Como gerenciar algo que não se mede? A questão ilustra bem a rotina de grande parte dos pequenos e até médios estabelecimentos varejistas de alimentos pelo País, que às vezes sequer conhecem e muito menos controlam os principais indicadores de gestão, e seguem agindo por intuição.

“Acredito ser um fator cultural. Muitos supermercadistas ainda não mudaram a forma de gerir suas lojas porque sempre tiveram sucesso trabalhando por sensibilidade. Contudo, hoje o segmento é mais competitivo do que era no passado, sendo necessário que o empresário acerte mais nas suas decisões. Quanto mais informações ele tiver, menos erros cometerá”, diz Ladmir Carvalho, presidente da Alterdata, que desenvolve softwares de gestão para o varejo.

“A administração por índices de performance é o que norteia todas as empresas atualmente, sejam grandes ou pequenas, mas para isso deve haver uma cultura interna que a favoreça, e deve começar pela alta gestão, para que com isso toda a cadeia hierárquica seja condicionada a tomar decisões baseadas em modelos matemáticos de performance.”

Se por um lado há os empresários que não têm o hábito de coletar dados, organizar e acompanhar a gestão, há ainda aqueles que simplesmente não têm orientação, ou não sabem o que fazer com eles, e quais atitudes tomar frente aos resultados, na opinião de Joaquim Cardoso Tavares, diretor da SG Sistemas, do mesmo segmento.

Para o especialista, há pelo menos três indicadores essenciais para uma boa gestão. “O tíquete médio, que nada mais é do que o valor médio de cada venda, ajuda a compreender se os itens vendidos são de maior ou menor valor, e serve de base para a estratégia empresarial, se as ações devem ter foco no aumento de itens vendidos ou no preço dos itens vendidos”, diz Tavares.

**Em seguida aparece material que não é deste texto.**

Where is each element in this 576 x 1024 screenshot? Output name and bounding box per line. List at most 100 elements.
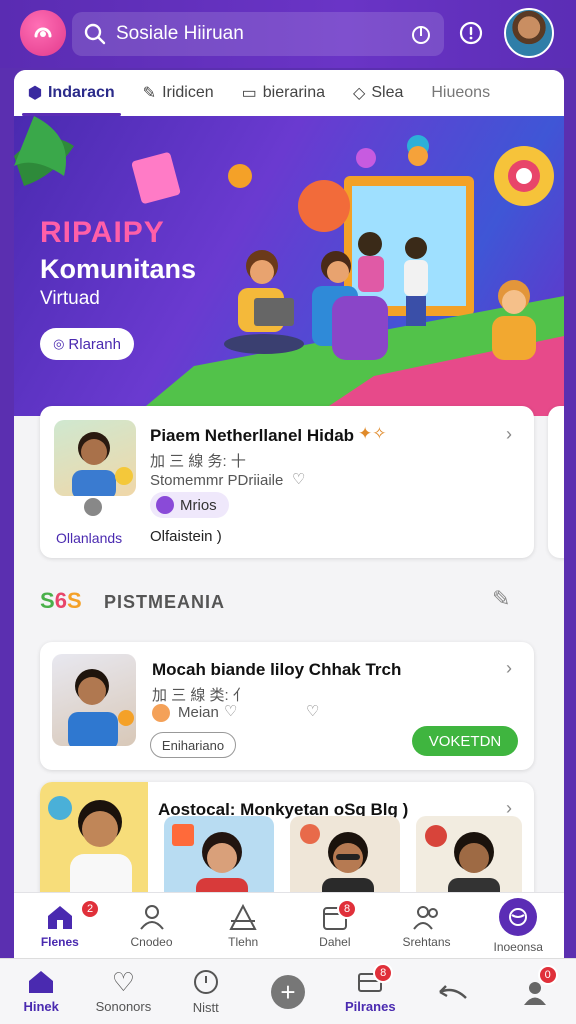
emoji-icon	[152, 704, 170, 722]
logo-icon	[34, 27, 52, 38]
grid-icon: ⬢	[28, 85, 42, 102]
card-subtitle: Stomemmr PDriiaile	[150, 472, 284, 489]
join-button[interactable]: VOKETDN	[412, 726, 518, 756]
hero-banner[interactable]: RIPAIPY Komunitans Virtuad ◎ Rlaranh	[14, 116, 564, 416]
main-content: ⬢ Indaracn ✎ Iridicen ▭ bierarina ◇ Slea…	[14, 70, 564, 900]
app-logo[interactable]	[20, 10, 66, 56]
tab-label: bierarina	[262, 84, 326, 101]
tab-iridicen[interactable]: ✎ Iridicen	[129, 70, 228, 116]
nav-explore[interactable]: Inoeonsa	[472, 893, 564, 958]
next-card-peek[interactable]	[548, 406, 564, 558]
hero-cta-label: Rlaranh	[68, 335, 121, 353]
tent-icon	[229, 903, 257, 930]
nav2-account[interactable]: 0	[494, 959, 576, 1024]
tab-bierarina[interactable]: ▭ bierarina	[228, 70, 339, 116]
chat-icon: ▭	[241, 85, 257, 102]
profile-avatar[interactable]	[504, 8, 554, 58]
notification-badge: 2	[80, 899, 100, 919]
pen-icon: ✎	[142, 85, 157, 102]
sparkle-icon: ✦✧	[358, 424, 387, 443]
card-right-label: Olfaistein )	[150, 528, 222, 545]
nav-label: Inoeonsa	[493, 939, 543, 954]
sparkle-icon: ◎	[53, 336, 65, 351]
card-title: Piaem Netherllanel Hidab	[150, 426, 355, 445]
back-arrow-icon	[438, 984, 467, 999]
search-icon	[84, 23, 106, 45]
nav-label: Tlehn	[228, 934, 259, 949]
info-icon[interactable]	[456, 18, 486, 48]
heart-icon: ♡	[111, 967, 136, 997]
card-meta: 加 三 線 务: 十	[150, 453, 246, 470]
emoji-icon	[156, 496, 174, 514]
nav2-add[interactable]: +	[247, 959, 329, 1024]
search-input[interactable]: Sosiale Hiiruan	[116, 23, 410, 45]
nav-label: Pilranes	[344, 999, 396, 1014]
member-photo	[52, 654, 136, 746]
notification-badge: 8	[337, 899, 358, 919]
nav-label: Srehtans	[402, 934, 451, 949]
member-photo	[54, 420, 136, 496]
tag-label: Mrios	[180, 496, 217, 514]
hero-subtitle: Komunitans	[40, 254, 197, 284]
category-tabs: ⬢ Indaracn ✎ Iridicen ▭ bierarina ◇ Slea…	[14, 70, 564, 116]
nav-label: Cnodeo	[130, 934, 173, 949]
card-title: Mocah biande liloy Chhak Trch	[152, 660, 402, 679]
user-icon	[139, 904, 164, 930]
nav2-home[interactable]: Hinek	[0, 959, 82, 1024]
member-photo[interactable]	[40, 782, 148, 900]
hero-cta-button[interactable]: ◎ Rlaranh	[40, 328, 134, 360]
share-icon[interactable]	[410, 23, 432, 45]
card-subtitle: Meian	[178, 704, 219, 721]
notification-badge: 8	[373, 963, 394, 983]
home-icon	[29, 971, 54, 993]
category-chip[interactable]: Enihariano	[150, 732, 236, 758]
primary-bottom-nav: Flenes 2 Cnodeo Tlehn Dahel 8 Srehtans I…	[14, 892, 564, 958]
heart-icon[interactable]: ♡	[292, 470, 305, 488]
tag-icon: ◇	[353, 85, 366, 102]
nav-home[interactable]: Flenes 2	[14, 893, 106, 958]
tab-slea[interactable]: ◇ Slea	[339, 70, 417, 116]
nav-label: Dahel	[319, 934, 351, 949]
tag-chip[interactable]: Mrios	[150, 492, 229, 518]
community-card[interactable]: Piaem Netherllanel Hidab ✦✧ 加 三 線 务: 十 S…	[40, 406, 534, 558]
member-photo[interactable]	[290, 816, 400, 900]
search-bar[interactable]: Sosiale Hiiruan	[72, 12, 444, 56]
notification-badge: 0	[537, 965, 558, 985]
nav-label: Hinek	[23, 999, 59, 1014]
tab-indaracn[interactable]: ⬢ Indaracn	[14, 70, 129, 116]
chevron-right-icon[interactable]: ›	[506, 658, 512, 679]
nav2-pilranes[interactable]: Pilranes 8	[329, 959, 411, 1024]
secondary-bottom-nav: Hinek ♡ Sononors Nistt + Pilranes 8 0	[0, 958, 576, 1024]
hero-title: RIPAIPY	[40, 216, 165, 249]
nav-label: Nistt	[192, 1000, 219, 1015]
nav2-notifications[interactable]: Nistt	[165, 959, 247, 1024]
nav-calendar[interactable]: Dahel 8	[289, 893, 381, 958]
top-bar: Sosiale Hiiruan	[0, 0, 576, 68]
nav-events[interactable]: Tlehn	[197, 893, 289, 958]
nav-profile[interactable]: Cnodeo	[106, 893, 198, 958]
chevron-right-icon[interactable]: ›	[506, 424, 512, 445]
nav2-back[interactable]	[411, 959, 493, 1024]
tab-hiueons[interactable]: Hiueons	[417, 70, 504, 116]
verified-icon	[84, 498, 102, 516]
tab-label: Slea	[371, 84, 404, 101]
member-photo[interactable]	[416, 816, 522, 900]
clock-icon	[193, 970, 218, 994]
pin-icon[interactable]: ✎	[492, 586, 510, 612]
tab-label: Hiueons	[431, 84, 491, 101]
group-icon	[412, 905, 438, 930]
member-photo[interactable]	[164, 816, 274, 900]
hero-tagline: Virtuad	[40, 288, 100, 309]
tab-label: Indaracn	[47, 84, 115, 101]
nav2-favorites[interactable]: ♡ Sononors	[82, 959, 164, 1024]
tab-label: Iridicen	[162, 84, 214, 101]
globe-icon	[499, 897, 538, 936]
nav-groups[interactable]: Srehtans	[381, 893, 473, 958]
nav-label: Sononors	[95, 999, 152, 1014]
add-icon: +	[270, 974, 305, 1009]
heart-outline-icon[interactable]: ♡	[306, 702, 319, 720]
heart-icon[interactable]: ♡	[224, 702, 237, 720]
home-icon	[47, 905, 72, 929]
card-left-label[interactable]: Ollanlands	[56, 530, 122, 546]
section-title: PISTMEANIA	[104, 592, 226, 612]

“O ROI (Retorno sobre o Investimento) é basicamente o retorno financeiro obtido pelo supermercado a partir de determinado investimento. Pode ser usado tanto na gestão administrativa como na de marketing, pautando quais as ações mais eficazes de acordo com os objetivos do negócio.

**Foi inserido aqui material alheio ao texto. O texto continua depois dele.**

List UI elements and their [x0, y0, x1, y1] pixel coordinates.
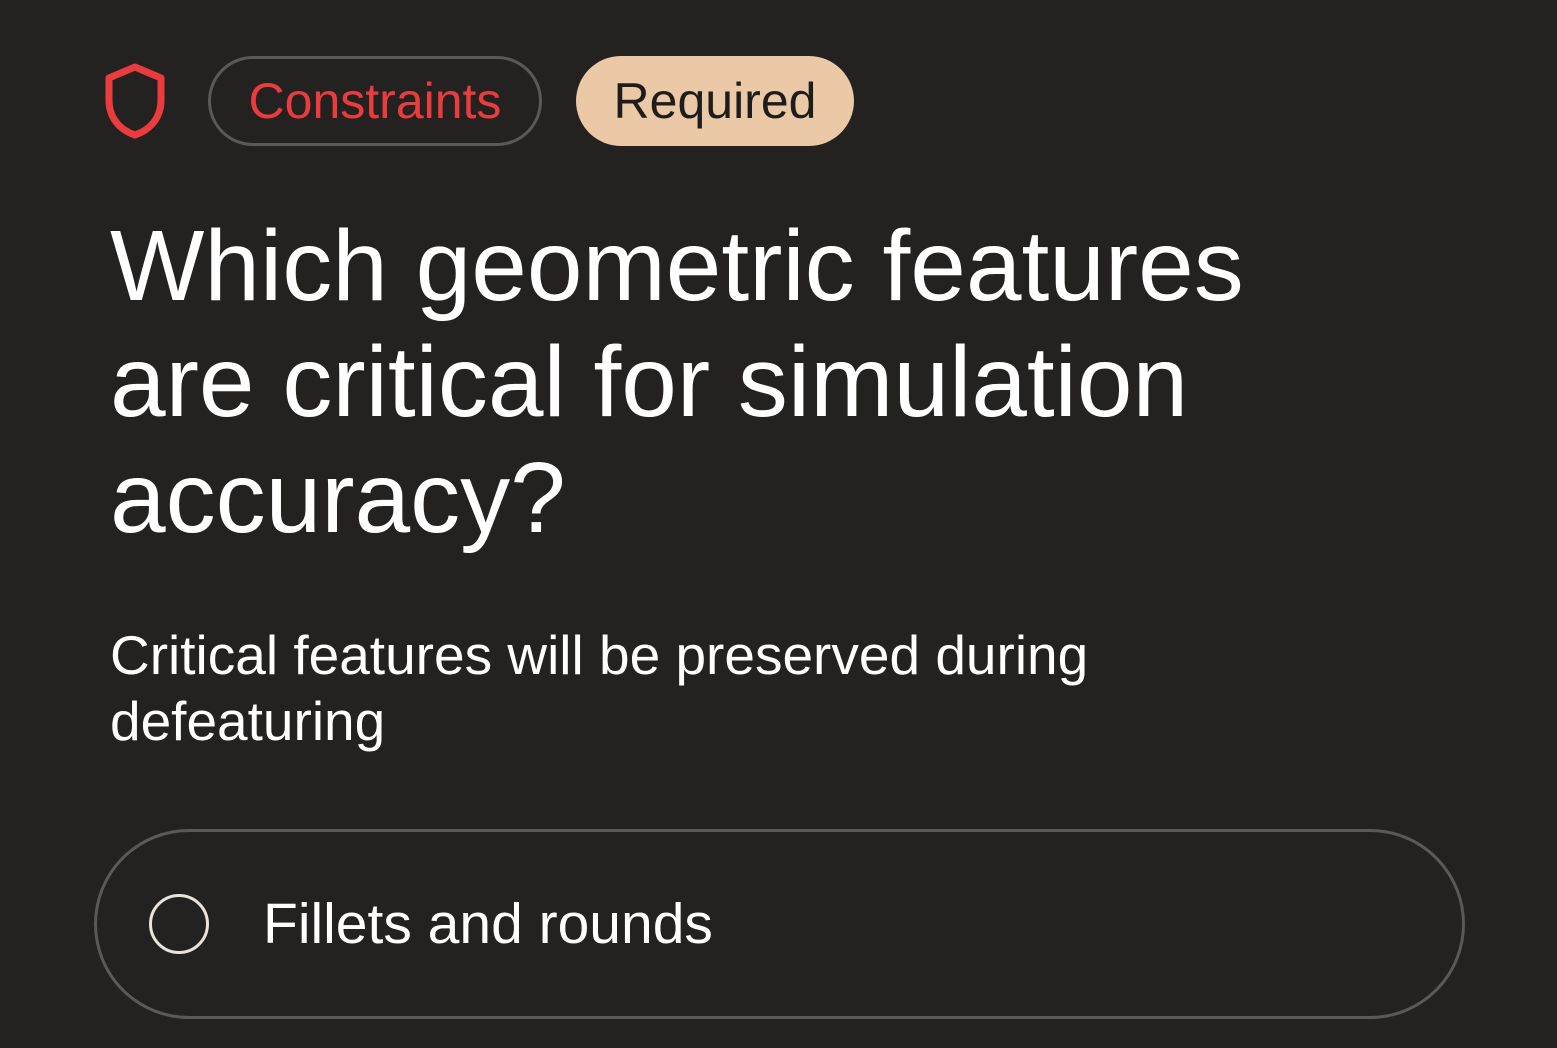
radio-button[interactable] [149, 894, 209, 954]
option-label: Fillets and rounds [263, 891, 713, 956]
option-fillets-and-rounds[interactable]: Fillets and rounds [94, 829, 1465, 1019]
question-subtitle: Critical features will be preserved duri… [110, 624, 1089, 752]
category-badge: Constraints [208, 56, 542, 146]
required-badge: Required [576, 56, 854, 146]
question-title: Which geometric features are critical fo… [110, 210, 1244, 554]
shield-icon [100, 61, 170, 141]
question-header: Constraints Required [100, 54, 854, 148]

”Por fim, o executivo da SG Sistemas cita a satisfação do cliente como um ponto a ser monitorado. “Além de voltar à sua loja, um cliente satisfeito vai indicar e falar bem do seu empreendimento para amigos e familiares. Mesmo que ele não saia totalmente feliz, se sentir que a loja entende e se preocupa com a opinião dele, pode voltar e ter uma experiência positiva. Nenhum cliente é dispensável, pois não existe empresa sem cliente”, reforça Tavares.

Na visão de Carvalho, da Alterdata, acompanhar o faturamento, por exemplo, é muito importante, pois trata-se de um indicador de risco que não pode ser desprezado. Entretanto, detalhar este faturamento por grupo de produtos pode ser muito relevante para entender os tipos de itens que sustentam outros que sejam ineficientes.

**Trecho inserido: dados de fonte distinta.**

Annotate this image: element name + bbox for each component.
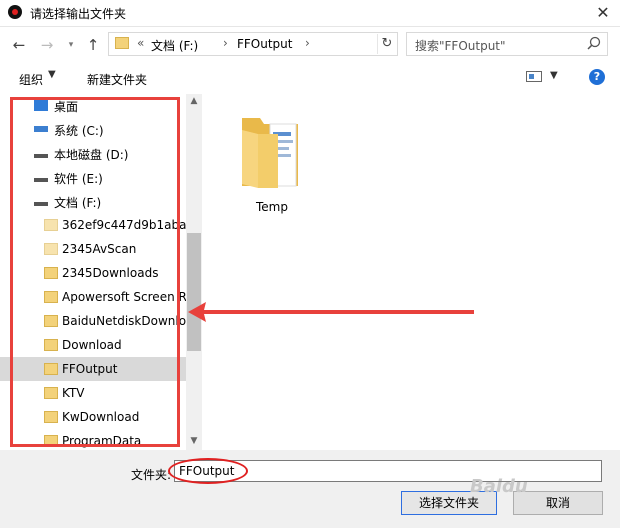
- chevron-down-icon[interactable]: ▼: [48, 69, 56, 80]
- close-button[interactable]: ✕: [586, 0, 620, 26]
- folder-item-label[interactable]: Temp: [256, 200, 288, 214]
- folder-field-label: 文件夹:: [131, 468, 172, 482]
- search-input[interactable]: 搜索"FFOutput": [406, 32, 608, 56]
- recent-locations-button[interactable]: ▾: [62, 36, 80, 54]
- arrow-right-icon: →: [40, 36, 54, 54]
- record-app-icon: [8, 5, 22, 19]
- up-button[interactable]: ↑: [84, 36, 102, 54]
- annotation-highlight-box: [10, 97, 180, 447]
- chevron-right-icon[interactable]: ›: [305, 36, 310, 50]
- chevron-right-icon[interactable]: ›: [223, 36, 228, 50]
- help-icon[interactable]: ?: [589, 69, 605, 85]
- search-icon: [587, 36, 601, 50]
- annotation-ellipse: [168, 458, 248, 484]
- scroll-up-button[interactable]: ▲: [186, 94, 202, 108]
- new-folder-button[interactable]: 新建文件夹: [87, 71, 147, 88]
- folder-icon[interactable]: [240, 110, 300, 192]
- watermark-logo: Baidu: [470, 476, 528, 497]
- overflow-chevron[interactable]: «: [137, 36, 144, 50]
- breadcrumb-drive[interactable]: 文档 (F:): [151, 37, 198, 54]
- folder-icon: [115, 37, 129, 49]
- refresh-icon: ↻: [381, 36, 393, 51]
- search-placeholder: 搜索"FFOutput": [415, 39, 506, 53]
- arrow-left-icon: ←: [12, 36, 26, 54]
- breadcrumb-folder[interactable]: FFOutput: [237, 37, 293, 51]
- forward-button[interactable]: →: [38, 36, 56, 54]
- close-icon: ✕: [596, 3, 610, 22]
- refresh-button[interactable]: ↻: [377, 34, 396, 54]
- back-button[interactable]: ←: [10, 36, 28, 54]
- annotation-arrow-icon: [188, 302, 474, 322]
- arrow-up-icon: ↑: [86, 36, 100, 54]
- chevron-down-icon[interactable]: ▼: [550, 70, 558, 81]
- chevron-down-icon: ▾: [68, 40, 74, 50]
- view-options-icon[interactable]: [526, 71, 542, 82]
- address-bar[interactable]: « 文档 (F:) › FFOutput › ↻: [108, 32, 398, 56]
- window-title: 请选择输出文件夹: [30, 7, 127, 21]
- organize-menu[interactable]: 组织: [19, 71, 43, 88]
- scrollbar-thumb[interactable]: [187, 233, 201, 351]
- scroll-down-button[interactable]: ▼: [186, 434, 202, 448]
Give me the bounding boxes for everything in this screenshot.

“Saber qual é o lucro da organização é fundamental, mas só conhecer o lucro geral pode ser insuficiente para gerar ações pontuais num determinado departamento.

Se na operação há muitos desperdícios, é necessário controlá-los, mas definir esses gastos por setores ajudará em medidas pontuais onde os maiores problemas acontecem. Quanto mais detalhes, maior a assertividade das decisões”, orienta.

Os consultores reforçam que os indicadores têm de ser acompanhados de perto para justamente avisar sobre os problemas e possibilitar que os empresários ajam de forma rápida para solucioná-los.

“Um bom gestor não é aquele que acerta sempre, mas é o que acerta mais vezes do que erra. Os dados de performance são, atualmente, ferramentas poderosas para o aumento nos acertos, fazendo com que o responsável entenda os problemas nos detalhes e, com isso, possa agir de forma condizente com cada situação apresentada”, afirma Carvalho, da Alterdata.

“É como quem comemora o aumento do faturamento, mas não sabe de onde ele veio, de que linha de produto, de qual filial ou vendedor. Com informações suficientes, diminui a probabilidade de decisões erradas”, exemplifica.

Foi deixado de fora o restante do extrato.